Nagib Mikati réuni avec Milos Strugar. Photo Dalati et Nohra
Le Premier ministre sortant, Nagib Mikati, s'est entretenu hier à Aïn el-Tiné avec le président de la Chambre, Nabih Berry. À l'issue de l'entrevue, il a affirmé qu'il a avancé l'idée de la tenue d'une séance du Conseil des ministres, non pas par provocation, mais en raison des dossiers en suspens, révélant que « de nombreuse réserves ont été émises à ce propos ». Il a en outre espéré qu'« aucune urgence n'oblige le Conseil des ministres à se réunir à l'heure actuelle », jugeant que « la tenue de cette séance est toujours possible ».

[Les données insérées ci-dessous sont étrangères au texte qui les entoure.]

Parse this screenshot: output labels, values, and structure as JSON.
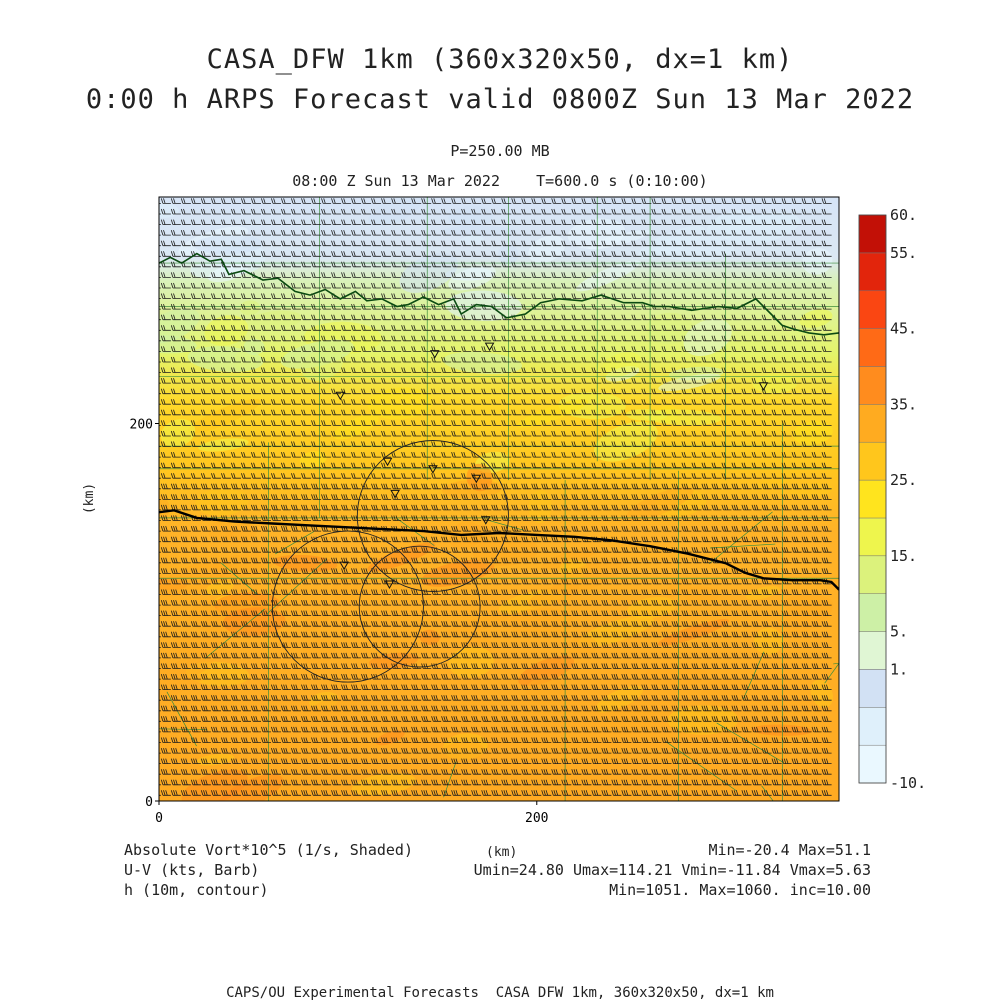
{
  "header": {
    "title_line1": "CASA_DFW 1km (360x320x50, dx=1 km)",
    "title_line2": "0:00 h ARPS Forecast valid 0800Z Sun 13 Mar 2022",
    "level": "P=250.00 MB",
    "time_info": "08:00 Z Sun 13 Mar 2022    T=600.0 s (0:10:00)"
  },
  "footer": {
    "field1_label": "Absolute Vort*10^5 (1/s, Shaded)",
    "field1_range": "Min=-20.4 Max=51.1",
    "field2_label": "U-V (kts, Barb)",
    "field2_range": "Umin=24.80 Umax=114.21 Vmin=-11.84 Vmax=5.63",
    "field3_label": "h (10m, contour)",
    "field3_range": "Min=1051. Max=1060. inc=10.00",
    "credit": "CAPS/OU Experimental Forecasts  CASA DFW 1km, 360x320x50, dx=1 km"
  },
  "chart_data": {
    "type": "heatmap",
    "xlabel": "(km)",
    "ylabel": "(km)",
    "xlim": [
      0,
      360
    ],
    "ylim": [
      0,
      320
    ],
    "x_ticks": [
      0,
      200
    ],
    "y_ticks": [
      0,
      200
    ],
    "colorbar": {
      "tick_labels": [
        "60.",
        "55.",
        "45.",
        "35.",
        "25.",
        "15.",
        "5.",
        "1.",
        "-10."
      ],
      "levels": [
        -10,
        -5,
        0,
        1,
        5,
        10,
        15,
        20,
        25,
        30,
        35,
        40,
        45,
        50,
        55,
        60
      ],
      "colors": [
        "#eaf8ff",
        "#dff0fb",
        "#d2e1f4",
        "#e0f6d4",
        "#cdf0a6",
        "#dcf27c",
        "#eef54d",
        "#ffe41e",
        "#ffc61c",
        "#ffab20",
        "#ff8c1e",
        "#ff6a16",
        "#fa4612",
        "#e2250c",
        "#c21006"
      ]
    },
    "vorticity_bands": [
      {
        "y_from": 262,
        "y_to": 320,
        "level": 1
      },
      {
        "y_from": 210,
        "y_to": 262,
        "level": 12
      },
      {
        "y_from": 170,
        "y_to": 210,
        "level": 22
      },
      {
        "y_from": 0,
        "y_to": 170,
        "level": 30
      }
    ],
    "height_contour_value": 1060,
    "station_markers_km": [
      [
        146,
        237
      ],
      [
        175,
        241
      ],
      [
        96,
        215
      ],
      [
        320,
        220
      ],
      [
        121,
        180
      ],
      [
        145,
        176
      ],
      [
        168,
        171
      ],
      [
        125,
        163
      ],
      [
        173,
        149
      ],
      [
        98,
        125
      ],
      [
        122,
        115
      ]
    ],
    "range_rings_km": [
      {
        "cx": 145,
        "cy": 151,
        "r": 40
      },
      {
        "cx": 100,
        "cy": 103,
        "r": 40
      },
      {
        "cx": 138,
        "cy": 103,
        "r": 32
      }
    ],
    "wind_barbs": {
      "u_range": [
        24.8,
        114.21
      ],
      "v_range": [
        -11.84,
        5.63
      ],
      "direction": "westerly"
    }
  },
  "colors": {
    "contour": "#0b4a12",
    "county_lines": "#3c8c3c",
    "frame": "#000000",
    "barb": "#1e1e1e"
  }
}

Interrogé à propos de la position du président Michel Sleiman à l'égard de la tenue de cette séance, M. Mikati a indiqué que « Michel Sleiman a été clair à ce sujet ». « Le président estime que le Conseil supérieur de défense peut se réunir s'il faut discuter de la situation sécuritaire. Et s'il faut traiter du dossier du pétrole, le Conseil d'État a affirmé qu'un gouvernement d'expédition des affaires courantes ne peut imposer au Liban des projets pour les dix ans à venir. Enfin, le président estime qu'il n'est pas nécessaire que le gouvernement se réunisse actuellement, et nous déciderons quoi faire s'il y a urgence », a-t-il ajouté, assurant s'entendre parfaitement avec le président Sleiman.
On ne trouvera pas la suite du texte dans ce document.